Despojado de algunos de los recursos visuales rimbombantes con los que ha construido su filmografía, Sorrentino emprende una búsqueda más sobria, por la empatía, sin dejar de lado nunca las posibilidades de una puesta en escena capaz de evocar emociones. Y aunque no podemos asegurar casi nunca cómo se siente Fabietto, sí podemos arriesgarnos nosotros a sentir algo parecido. Sus vivencias construyen una vida en Nápoles fascinante, un espejo cinematográfico del propio director y narrador pero también, inexorablemente, el reflejo de quien haya alguna vez vivido en un hogar donde nunca se sabía qué personaje cercano y colorido podría ocupar algunas de las sillas libres en la mesa.

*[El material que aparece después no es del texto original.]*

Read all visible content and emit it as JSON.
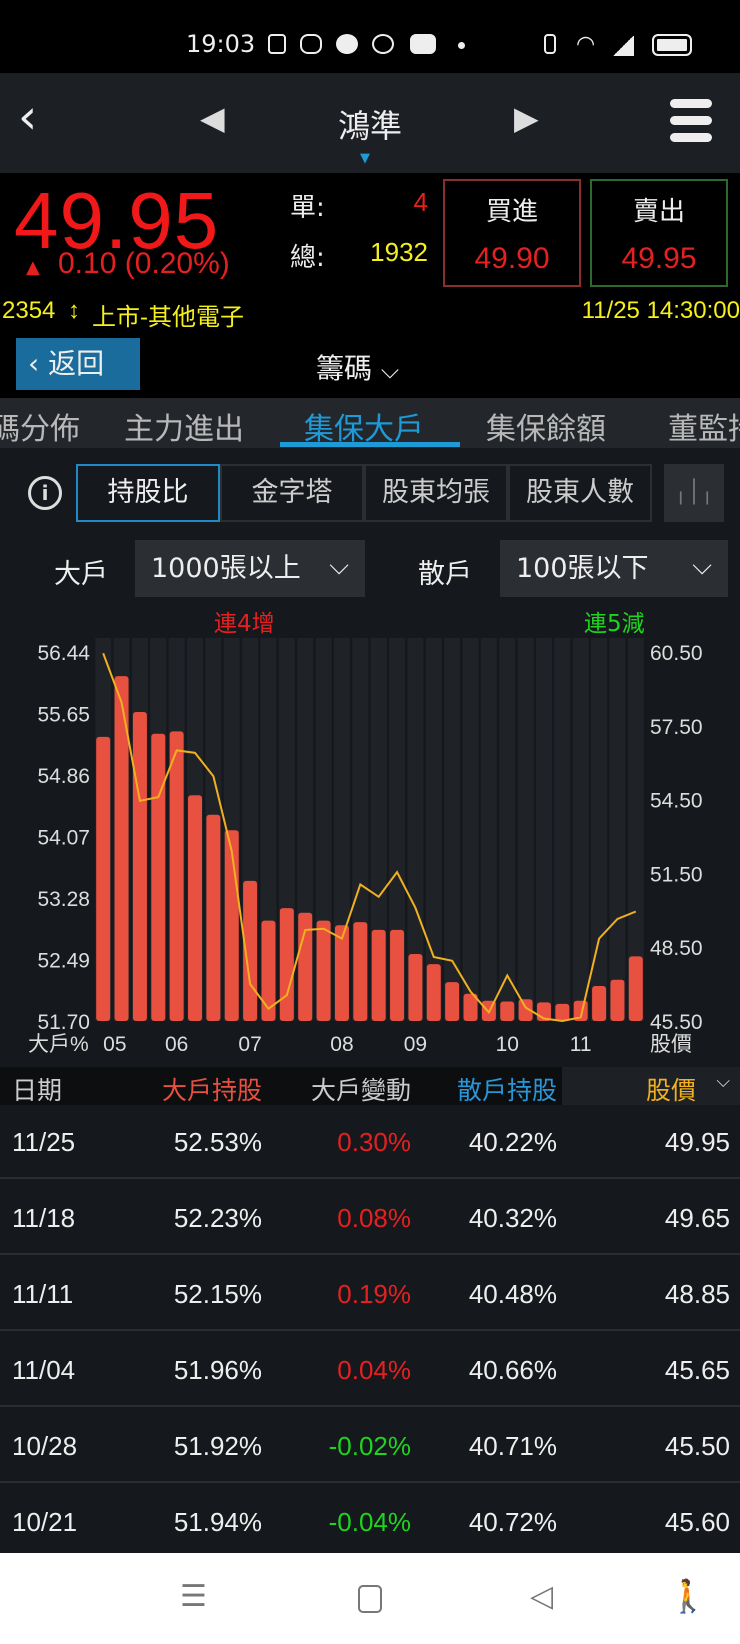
{
  "status_bar": {
    "time": "19:03",
    "icons": [
      "notes-icon",
      "discord-icon",
      "line-icon",
      "gomaji-icon",
      "youtube-icon",
      "dot-icon",
      "vibrate-icon",
      "wifi-icon",
      "signal-icon",
      "battery-icon"
    ]
  },
  "header": {
    "title": "鴻準"
  },
  "quote": {
    "price": "49.95",
    "change": "0.10 (0.20%)",
    "single_label": "單:",
    "single_value": "4",
    "total_label": "總:",
    "total_value": "1932",
    "buy_label": "買進",
    "buy_price": "49.90",
    "sell_label": "賣出",
    "sell_price": "49.95",
    "code": "2354",
    "market": "上市-其他電子",
    "datetime": "11/25 14:30:00"
  },
  "nav": {
    "back_label": "返回",
    "section": "籌碼"
  },
  "tabs": [
    {
      "label": "碼分佈"
    },
    {
      "label": "主力進出"
    },
    {
      "label": "集保大戶",
      "active": true
    },
    {
      "label": "集保餘額"
    },
    {
      "label": "董監持"
    }
  ],
  "segments": [
    {
      "label": "持股比",
      "active": true
    },
    {
      "label": "金字塔"
    },
    {
      "label": "股東均張"
    },
    {
      "label": "股東人數"
    }
  ],
  "filters": {
    "big_label": "大戶",
    "big_value": "1000張以上",
    "small_label": "散戶",
    "small_value": "100張以下"
  },
  "streaks": {
    "big": "連4增",
    "small": "連5減"
  },
  "colors": {
    "up": "#e52020",
    "down": "#1fd41f",
    "bar": "#e8503f",
    "price_line": "#f0b020",
    "accent": "#1e9ad6"
  },
  "chart_data": {
    "type": "bar+line",
    "ylabel": "大戶%",
    "y2label": "股價",
    "ylim": [
      51.7,
      56.44
    ],
    "y2lim": [
      45.5,
      60.5
    ],
    "yticks": [
      "56.44",
      "55.65",
      "54.86",
      "54.07",
      "53.28",
      "52.49",
      "51.70"
    ],
    "y2ticks": [
      "60.50",
      "57.50",
      "54.50",
      "51.50",
      "48.50",
      "45.50"
    ],
    "xticks": [
      {
        "label": "05",
        "index": 0
      },
      {
        "label": "06",
        "index": 4
      },
      {
        "label": "07",
        "index": 8
      },
      {
        "label": "08",
        "index": 13
      },
      {
        "label": "09",
        "index": 17
      },
      {
        "label": "10",
        "index": 22
      },
      {
        "label": "11",
        "index": 26
      }
    ],
    "series": [
      {
        "name": "大戶持股",
        "type": "bar",
        "values": [
          55.35,
          56.13,
          55.67,
          55.39,
          55.42,
          54.6,
          54.35,
          54.15,
          53.5,
          52.99,
          53.15,
          53.09,
          52.99,
          52.93,
          52.97,
          52.87,
          52.87,
          52.56,
          52.43,
          52.2,
          52.05,
          51.96,
          51.95,
          51.98,
          51.94,
          51.92,
          51.96,
          52.15,
          52.23,
          52.53
        ]
      },
      {
        "name": "股價",
        "type": "line",
        "values": [
          60.45,
          58.45,
          54.45,
          54.6,
          56.5,
          56.4,
          55.45,
          52.4,
          47.0,
          46.0,
          46.55,
          49.2,
          49.25,
          48.85,
          51.05,
          50.55,
          51.55,
          50.1,
          48.1,
          47.95,
          46.7,
          45.85,
          47.35,
          46.05,
          45.6,
          45.5,
          45.65,
          48.85,
          49.65,
          49.95
        ]
      }
    ]
  },
  "table": {
    "headers": [
      "日期",
      "大戶持股",
      "大戶變動",
      "散戶持股",
      "股價"
    ],
    "rows": [
      [
        "11/25",
        "52.53%",
        "0.30%",
        "40.22%",
        "49.95"
      ],
      [
        "11/18",
        "52.23%",
        "0.08%",
        "40.32%",
        "49.65"
      ],
      [
        "11/11",
        "52.15%",
        "0.19%",
        "40.48%",
        "48.85"
      ],
      [
        "11/04",
        "51.96%",
        "0.04%",
        "40.66%",
        "45.65"
      ],
      [
        "10/28",
        "51.92%",
        "-0.02%",
        "40.71%",
        "45.50"
      ],
      [
        "10/21",
        "51.94%",
        "-0.04%",
        "40.72%",
        "45.60"
      ]
    ]
  }
}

La memoria fílmica de Sorrentino no se detiene a cuestionar el amor familiar, sino a repensar los efectos artísticos que tuvieron en él todo lo amoroso y doloroso que gira en torno a una familia como unidad. Hay un retrato por momentos angustiante pero siempre humanista en todas esas personalidades de su vida, en particular de las mujeres de la ficticia pero real familia Schisa. Las mesas repletas de comensales, una figura matriarcal insoportablemente violenta y la bendita televisión, con sus transmisiones deportivas como el máximo centro de entretenimiento, son parte de una ciudad recordada con belleza por su exhabitante que ha decidido rendirle tributo de la forma que mejor sabe: mediante el cine.
¿Y dónde entra Maradona, finalmente? Se puede adelantar que lo hace como una fuerza protectora capaz de salvar milagrosamente a sus devotos, incluso cuando no tenga la intención de hacerlo.
Hay algo de milagroso, incluso, en el propio estreno, porque Fue la mano de Dios es una película de Netflix que la plataforma tendrá dentro de su catálogo a partir del 15 de diciembre. Sin embargo, y al igual que la comedia estadounidense No mires arriba, que se estrena hoy jueves 9, la película de Sorrentino (candidata por Italia al Oscar) contó con un lanzamiento exclusivo en salas, una estrategia atípica en Uruguay por parte del gigante de streaming, que anteriormente había exhibido Roma y El irlandés en Cinemateca, en 2018 y 2019, respectivamente.